TMKP1 is a novel wheat stress responsive MAP Kinase phosphatase localized in the nucleus.

机构信息

Laboratoire de Génétique Moléculaire des Plantes du Centre de Biotechnologie de Sfax, Route Sidi Mansour BP, Sfax, Tunisia.

出版信息

Plant Mol Biol. 2010 Jun;73(3):325-38. doi: 10.1007/s11103-010-9617-4. Epub 2010 Mar 4.

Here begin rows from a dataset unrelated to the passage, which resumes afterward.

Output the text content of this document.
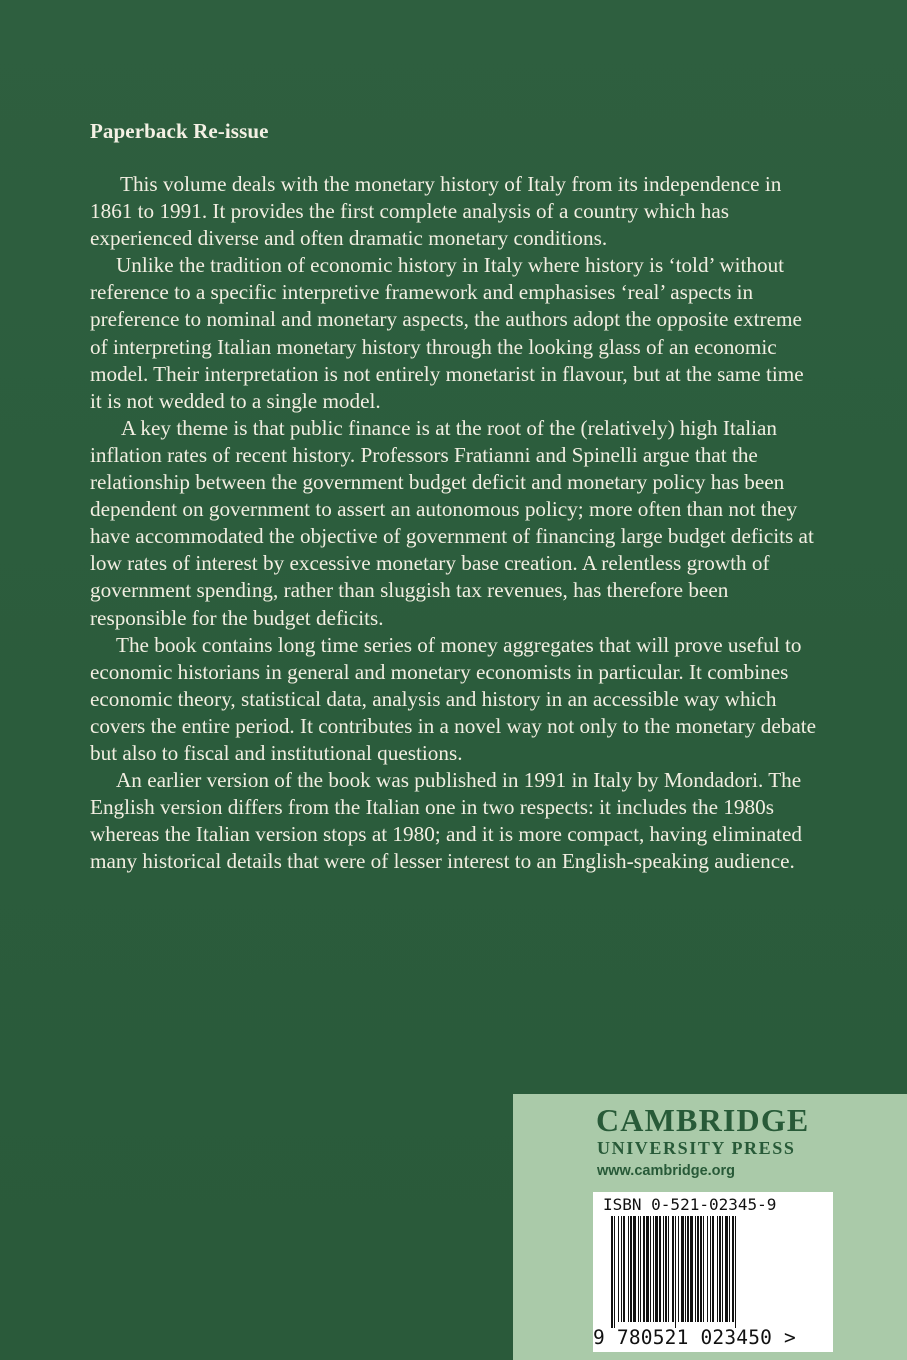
Paperback Re-issue

This volume deals with the monetary history of Italy from its independence in 1861 to 1991. It provides the first complete analysis of a country which has experienced diverse and often dramatic monetary conditions.

Unlike the tradition of economic history in Italy where history is ‘told’ without reference to a specific interpretive framework and emphasises ‘real’ aspects in preference to nominal and monetary aspects, the authors adopt the opposite extreme of interpreting Italian monetary history through the looking glass of an economic model. Their interpretation is not entirely monetarist in flavour, but at the same time it is not wedded to a single model.

A key theme is that public finance is at the root of the (relatively) high Italian inflation rates of recent history. Professors Fratianni and Spinelli argue that the relationship between the government budget deficit and monetary policy has been dependent on government to assert an autonomous policy; more often than not they have accommodated the objective of government of financing large budget deficits at low rates of interest by excessive monetary base creation. A relentless growth of government spending, rather than sluggish tax revenues, has therefore been responsible for the budget deficits.

The book contains long time series of money aggregates that will prove useful to economic historians in general and monetary economists in particular. It combines economic theory, statistical data, analysis and history in an accessible way which covers the entire period. It contributes in a novel way not only to the monetary debate but also to fiscal and institutional questions.

An earlier version of the book was published in 1991 in Italy by Mondadori. The English version differs from the Italian one in two respects: it includes the 1980s whereas the Italian version stops at 1980; and it is more compact, having eliminated many historical details that were of lesser interest to an English-speaking audience.

CAMBRIDGE
UNIVERSITY PRESS
www.cambridge.org
ISBN 0-521-02345-9
9 780521 023450 >
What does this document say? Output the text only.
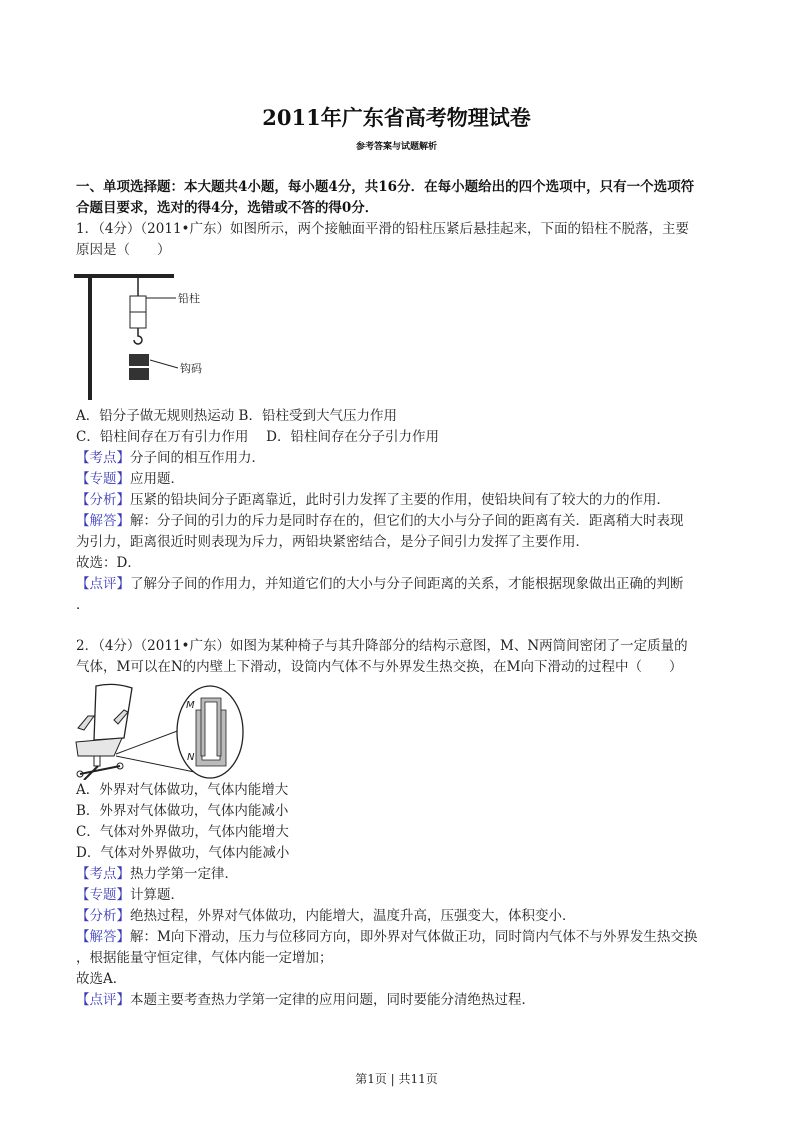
2011年广东省高考物理试卷
参考答案与试题解析
一、单项选择题：本大题共4小题，每小题4分，共16分．在每小题给出的四个选项中，只有一个选项符
合题目要求，选对的得4分，选错或不答的得0分．
1．（4分）（2011•广东）如图所示，两个接触面平滑的铅柱压紧后悬挂起来，下面的铅柱不脱落，主要
原因是（　　）
铅柱
钩码
A．铅分子做无规则热运动 B．铅柱受到大气压力作用
C．铅柱间存在万有引力作用　 D．铅柱间存在分子引力作用
【考点】分子间的相互作用力．
【专题】应用题．
【分析】压紧的铅块间分子距离靠近，此时引力发挥了主要的作用，使铅块间有了较大的力的作用．
【解答】解：分子间的引力的斥力是同时存在的，但它们的大小与分子间的距离有关．距离稍大时表现
为引力，距离很近时则表现为斥力，两铅块紧密结合，是分子间引力发挥了主要作用．
故选：D．
【点评】了解分子间的作用力，并知道它们的大小与分子间距离的关系，才能根据现象做出正确的判断
．
2．（4分）（2011•广东）如图为某种椅子与其升降部分的结构示意图，M、N两筒间密闭了一定质量的
气体，M可以在N的内壁上下滑动，设筒内气体不与外界发生热交换，在M向下滑动的过程中（　　）
M
N
A．外界对气体做功，气体内能增大
B．外界对气体做功，气体内能减小
C．气体对外界做功，气体内能增大
D．气体对外界做功，气体内能减小
【考点】热力学第一定律．
【专题】计算题．
【分析】绝热过程，外界对气体做功，内能增大，温度升高，压强变大，体积变小．
【解答】解：M向下滑动，压力与位移同方向，即外界对气体做正功，同时筒内气体不与外界发生热交换
，根据能量守恒定律，气体内能一定增加；
故选A．
【点评】本题主要考查热力学第一定律的应用问题，同时要能分清绝热过程．
第1页 | 共11页
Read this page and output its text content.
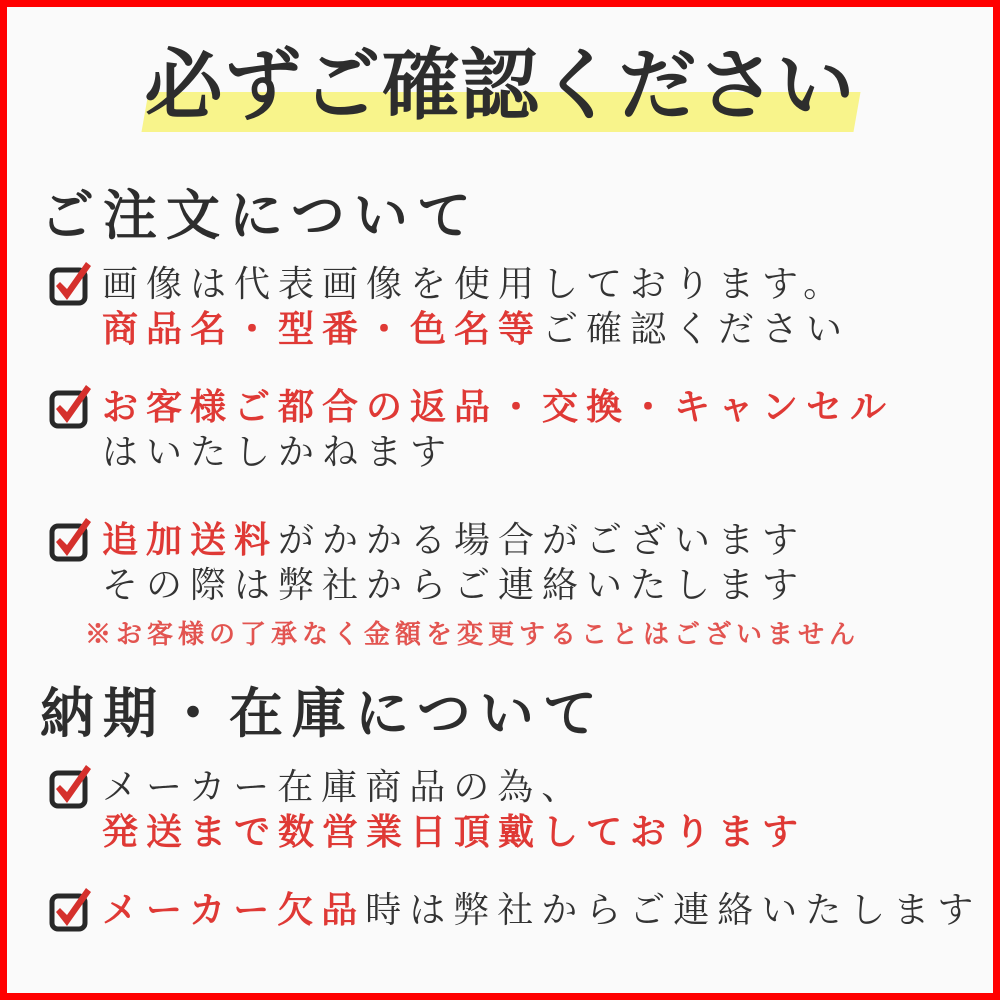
必ずご確認ください
ご注文について
画像は代表画像を使用しております。
商品名・型番・色名等ご確認ください
お客様ご都合の返品・交換・キャンセル
はいたしかねます
追加送料がかかる場合がございます
その際は弊社からご連絡いたします
※お客様の了承なく金額を変更することはございません
納期・在庫について
メーカー在庫商品の為、
発送まで数営業日頂戴しております
メーカー欠品時は弊社からご連絡いたします
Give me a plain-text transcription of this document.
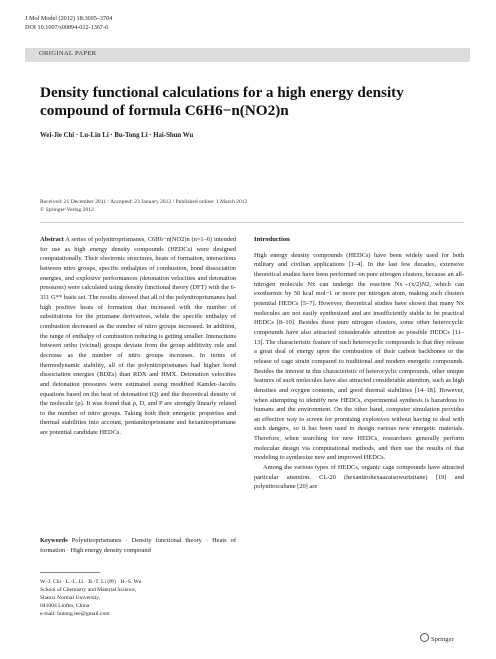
J Mol Model (2012) 18:3695–3704
DOI 10.1007/s00894-012-1367-6
ORIGINAL PAPER
Density functional calculations for a high energy density compound of formula C6H6−n(NO2)n
Wei-Jie Chi · Lu-Lin Li · Bu-Tong Li · Hai-Shun Wu
Received: 21 December 2011 / Accepted: 23 January 2012 / Published online: 1 March 2012
© Springer-Verlag 2012

Abstract A series of polynitroprismanes, C6H6−n(NO2)n (n=1–6) intended for use as high energy density compounds (HEDCs) were designed computationally. Their electronic structures, heats of formation, interactions between nitro groups, specific enthalpies of combustion, bond dissociation energies, and explosive performances (detonation velocities and detonation pressures) were calculated using density functional theory (DFT) with the 6-311 G** basis set. The results showed that all of the polynitroprismanes had high positive heats of formation that increased with the number of substitutions for the prismane derivatives, while the specific enthalpy of combustion decreased as the number of nitro groups increased. In addition, the range of enthalpy of combustion reducing is getting smaller. Interactions between ortho (vicinal) groups deviate from the group additivity rule and decrease as the number of nitro groups increases. In terms of thermodynamic stability, all of the polynitroprismanes had higher bond dissociation energies (BDEs) than RDX and HMX. Detonation velocities and detonation pressures were estimated using modified Kamlet–Jacobs equations based on the heat of detonation (Q) and the theoretical density of the molecule (ρ). It was found that ρ, D, and P are strongly linearly related to the number of nitro groups. Taking both their energetic properties and thermal stabilities into account, pentanitroprismane and hexanitroprismane are potential candidate HEDCs.

Keywords Polynitroprismanes · Density functional theory · Heats of formation · High energy density compound

W.-J. Chi · L.-L. Li · B.-T. Li (✉) · H.-S. Wu
School of Chemistry and Material Science,
Shanxi Normal University,
041004 Linfen, China
e-mail: butong.lee@gmail.com

Introduction

High energy density compounds (HEDCs) have been widely used for both military and civilian applications [1–4]. In the last few decades, extensive theoretical studies have been performed on pure nitrogen clusters, because an all-nitrogen molecule Nx can undergo the reaction Nx→(x/2)N2, which can exothermic by 50 kcal mol−1 or more per nitrogen atom, making such clusters potential HEDCs [5–7]. However, theoretical studies have shown that many Nx molecules are not easily synthesized and are insufficiently stable to be practical HEDCs [8–10]. Besides these pure nitrogen clusters, some other heterocyclic compounds have also attracted considerable attention as possible HEDCs [11–13]. The characteristic feature of such heterocyclic compounds is that they release a great deal of energy upon the combustion of their carbon backbones or the release of cage strain compared to traditional and modern energetic compounds. Besides the interest in this characteristic of heterocyclic compounds, other unique features of such molecules have also attracted considerable attention, such as high densities and oxygen contents, and good thermal stabilities [14–18]. However, when attempting to identify new HEDCs, experimental synthesis is hazardous to humans and the environment. On the other hand, computer simulation provides an effective way to screen for promising explosives without having to deal with such dangers, so it has been used to design various new energetic materials. Therefore, when searching for new HEDCs, researchers generally perform molecular design via computational methods, and then use the results of that modeling to synthesize new and improved HEDCs.

Among the various types of HEDCs, organic cage compounds have attracted particular attention. CL-20 (hexanitrohexaazaisowurtzitane) [19] and polynitrocubane [20] are

Springer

DOI:10.1007/s11103-010-9617-4
PMID:20204675
Abstract

The regulation of plant signalling responses by Mitogen-Activated Protein Kinases (MAPKs)-mediated protein phosphorylation is well recognized. MAP kinase phosphatases (MKPs) are negative regulators of MAPKs in eukaryotes. We report here the identification and the characterization of TMKP1, the first wheat MKP (Triticum turgidum L. subsp. Durum). Expression profile analyses performed in two durum wheat cultivars showing a marked difference in salt and drought stress tolerance, revealed a differential regulation of TMKP1. Under salt and osmotic stress, TMKP1 is induced in the sensitive wheat variety and repressed in the tolerant one. A recombinant TMKP1 was shown to be an active phosphatase and capable to interact specifically with two wheat MAPKs (TMPK3 and TMPK6). In BY2 tobacco cells transiently expressing GFP::TMKP1, the fusion protein was localized into the nucleus. Interestingly, the deletion of the N-terminal non catalytic domain results in a strong accumulation of the truncated fusion protein in the cytoplasm. In addition, when expressed in BY2 cells, TMPK3 and TMPK6 fused to red fluorescent protein (RFP) were shown to be present predominantly in the nucleus. Surprisingly, when co-expressed with the N-terminal truncated TMKP1 fusion protein; both kinases are excluded from the nuclear compartment and accumulate in the cytoplasm. This strongly suggests that TMKP1 interacts in vivo with TMPK3 and TMPK6 and controls their subcellular localization. Taken together, our results show that the newly isolated wheat MKP might play an active role in modulating the plant cell responses to salt and osmotic stress responses.

摘要

丝裂原活化蛋白激酶(MAPKs)介导的蛋白质磷酸化调节植物信号转导反应已得到广泛认可。MAPK 磷酸酶(MKPs)是真核生物中 MAPKs 的负调控因子。我们在此报告了 TMKP1 的鉴定和特征,TMKP1 是第一个小麦 MKP(Triticum turgidum L. subsp. Durum)。在两个表现出明显耐盐和耐旱差异的硬粒小麦品种中进行的表达谱分析显示,TMKP1 的表达受到差异调控。在盐和渗透胁迫下,敏感小麦品种中 TMKP1 被诱导,而耐盐品种中 TMKP1 被抑制。重组 TMKP1 被证明是一种具有活性的磷酸酶,能够与两种小麦 MAPKs(TMPK3 和 TMPK6)特异性相互作用。在瞬时表达 GFP::TMKP1 的 BY2 烟草细胞中,融合蛋白被定位到细胞核中。有趣的是,缺失非催化的 N 端结构域会导致截短融合蛋白在细胞质中强烈积累。此外,当在 BY2 细胞中表达时,与红色荧光蛋白(RFP)融合的 TMPK3 和 TMPK6 主要存在于细胞核中。令人惊讶的是,当与 N 端截断的 TMKP1 融合蛋白共表达时,两种激酶都被排除在核区室之外,并积累在细胞质中。这强烈表明 TMKP1 在体内与 TMPK3 和 TMPK6 相互作用,并控制它们的亚细胞定位。总之,我们的结果表明,新分离的小麦 MKP 可能在调节植物细胞对盐和渗透胁迫反应中发挥积极作用。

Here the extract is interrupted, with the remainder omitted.